Letting $\psi$ be the used activation function, e.g. sigmoid or ReLU, a regularizer is added to drive neurons into saturation. In particular, a penalty
$\lambda \sum_l \sum_i \psi_c(h_i^l)$
is added to the loss. Here, $l$ indexes the layer and $i$ the unit in the layer; $h_i^l$ then describes the input to the non-linearity computed for unit $i$ in layer $l$. $\psi_c$ is the complementary function defined as
$\psi_c(z) = \inf_{z': \psi'(z') = 0} |z – z'|$
It defines the distance of the point $z$ to the nearest saturated point $z'$ where $\psi'(z') = 0$. For ReLU activations, the complementary function is the ReLU function itself; for sigmoid activations, the complementary function is
$\sigma_c(z) = |\sigma(z)(1 - \sigma(z))|$.
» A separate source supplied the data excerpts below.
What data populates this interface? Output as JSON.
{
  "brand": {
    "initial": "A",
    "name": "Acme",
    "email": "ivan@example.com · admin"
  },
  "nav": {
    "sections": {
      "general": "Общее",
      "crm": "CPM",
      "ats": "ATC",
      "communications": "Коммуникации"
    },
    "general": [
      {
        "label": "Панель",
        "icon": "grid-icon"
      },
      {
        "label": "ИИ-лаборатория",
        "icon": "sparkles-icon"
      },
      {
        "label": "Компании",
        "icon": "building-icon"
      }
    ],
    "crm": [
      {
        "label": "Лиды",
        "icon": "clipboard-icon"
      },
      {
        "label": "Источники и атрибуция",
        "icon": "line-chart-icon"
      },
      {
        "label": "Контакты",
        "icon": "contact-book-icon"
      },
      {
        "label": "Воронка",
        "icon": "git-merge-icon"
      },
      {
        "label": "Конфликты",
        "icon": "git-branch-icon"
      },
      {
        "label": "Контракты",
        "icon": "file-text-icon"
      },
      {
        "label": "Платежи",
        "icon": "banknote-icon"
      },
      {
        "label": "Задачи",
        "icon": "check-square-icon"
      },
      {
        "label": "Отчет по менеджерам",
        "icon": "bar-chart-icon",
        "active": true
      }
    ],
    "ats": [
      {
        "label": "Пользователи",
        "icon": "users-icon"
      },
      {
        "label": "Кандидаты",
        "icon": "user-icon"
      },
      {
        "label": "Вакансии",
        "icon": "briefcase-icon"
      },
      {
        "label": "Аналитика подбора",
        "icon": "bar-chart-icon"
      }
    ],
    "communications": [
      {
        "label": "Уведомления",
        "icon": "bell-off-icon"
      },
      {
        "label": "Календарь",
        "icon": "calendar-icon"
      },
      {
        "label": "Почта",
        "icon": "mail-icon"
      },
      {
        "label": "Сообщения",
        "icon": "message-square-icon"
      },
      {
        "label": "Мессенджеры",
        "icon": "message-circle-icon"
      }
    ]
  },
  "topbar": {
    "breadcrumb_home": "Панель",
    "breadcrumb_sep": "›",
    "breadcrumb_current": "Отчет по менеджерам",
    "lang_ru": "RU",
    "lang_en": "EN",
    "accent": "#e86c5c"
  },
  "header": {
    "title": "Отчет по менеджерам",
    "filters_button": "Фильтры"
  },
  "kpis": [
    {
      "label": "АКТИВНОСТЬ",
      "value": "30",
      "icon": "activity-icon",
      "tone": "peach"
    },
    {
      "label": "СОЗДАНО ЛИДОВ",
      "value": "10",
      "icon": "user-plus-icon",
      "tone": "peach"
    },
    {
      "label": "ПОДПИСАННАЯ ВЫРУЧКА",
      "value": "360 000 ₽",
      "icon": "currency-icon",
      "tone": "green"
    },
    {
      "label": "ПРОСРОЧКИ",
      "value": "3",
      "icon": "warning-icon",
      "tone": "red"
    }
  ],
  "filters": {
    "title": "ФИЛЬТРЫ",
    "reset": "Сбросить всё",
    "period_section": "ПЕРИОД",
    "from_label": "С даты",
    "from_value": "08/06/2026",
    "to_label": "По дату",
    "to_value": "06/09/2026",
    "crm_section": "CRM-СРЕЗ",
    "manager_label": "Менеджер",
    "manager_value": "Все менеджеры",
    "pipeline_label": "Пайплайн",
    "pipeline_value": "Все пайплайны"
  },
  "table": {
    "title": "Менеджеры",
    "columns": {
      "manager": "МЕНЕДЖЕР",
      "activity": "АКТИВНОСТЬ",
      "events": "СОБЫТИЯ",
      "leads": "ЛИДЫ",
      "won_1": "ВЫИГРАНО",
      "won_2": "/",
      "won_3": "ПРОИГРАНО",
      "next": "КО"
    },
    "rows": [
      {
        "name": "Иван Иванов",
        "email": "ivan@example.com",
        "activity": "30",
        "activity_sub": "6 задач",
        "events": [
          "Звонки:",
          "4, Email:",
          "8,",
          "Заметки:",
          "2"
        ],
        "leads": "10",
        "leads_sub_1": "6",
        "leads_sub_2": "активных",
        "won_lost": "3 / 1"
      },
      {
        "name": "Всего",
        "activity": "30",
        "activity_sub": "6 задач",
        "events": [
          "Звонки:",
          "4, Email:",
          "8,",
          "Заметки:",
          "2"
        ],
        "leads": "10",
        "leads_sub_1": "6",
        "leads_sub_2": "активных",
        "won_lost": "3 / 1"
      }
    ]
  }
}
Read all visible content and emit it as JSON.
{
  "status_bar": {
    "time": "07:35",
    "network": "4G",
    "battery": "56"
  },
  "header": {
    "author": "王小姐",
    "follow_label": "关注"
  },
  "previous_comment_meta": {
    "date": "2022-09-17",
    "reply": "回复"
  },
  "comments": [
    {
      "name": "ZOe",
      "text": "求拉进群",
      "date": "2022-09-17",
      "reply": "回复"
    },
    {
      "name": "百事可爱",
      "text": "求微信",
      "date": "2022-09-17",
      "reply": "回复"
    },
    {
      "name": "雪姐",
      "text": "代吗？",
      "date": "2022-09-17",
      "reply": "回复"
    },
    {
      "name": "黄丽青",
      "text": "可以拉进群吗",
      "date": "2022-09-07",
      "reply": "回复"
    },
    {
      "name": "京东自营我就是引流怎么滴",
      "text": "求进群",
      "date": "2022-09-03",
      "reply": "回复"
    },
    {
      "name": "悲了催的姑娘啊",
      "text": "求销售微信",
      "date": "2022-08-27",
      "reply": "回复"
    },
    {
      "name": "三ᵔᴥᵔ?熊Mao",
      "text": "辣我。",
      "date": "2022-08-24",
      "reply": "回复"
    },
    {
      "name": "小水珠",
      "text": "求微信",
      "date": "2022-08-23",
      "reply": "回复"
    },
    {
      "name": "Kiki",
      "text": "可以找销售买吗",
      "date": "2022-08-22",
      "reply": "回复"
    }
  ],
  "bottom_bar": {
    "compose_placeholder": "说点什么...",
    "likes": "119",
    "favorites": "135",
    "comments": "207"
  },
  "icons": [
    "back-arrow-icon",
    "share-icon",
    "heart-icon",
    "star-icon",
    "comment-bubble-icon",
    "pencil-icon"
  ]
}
In experiments, Nayebi and Ganguli show that training with the additional penalty yields networks with higher robustness against adversarial examples compared to adversarial training (i.e. training on adversarial examples). They also provide some insight, showing e.g. the activation and weight distribution of layers illustrating that neurons are indeed saturated in large parts. For details, see the paper.

I also want to point to a comment on the paper written by Brendel and Bethge [1] questioning the effectiveness of the proposed defense strategy. They discuss a variant of the fast sign gradient method (FSGM) with stabilized gradients which is able to fool saturated networks.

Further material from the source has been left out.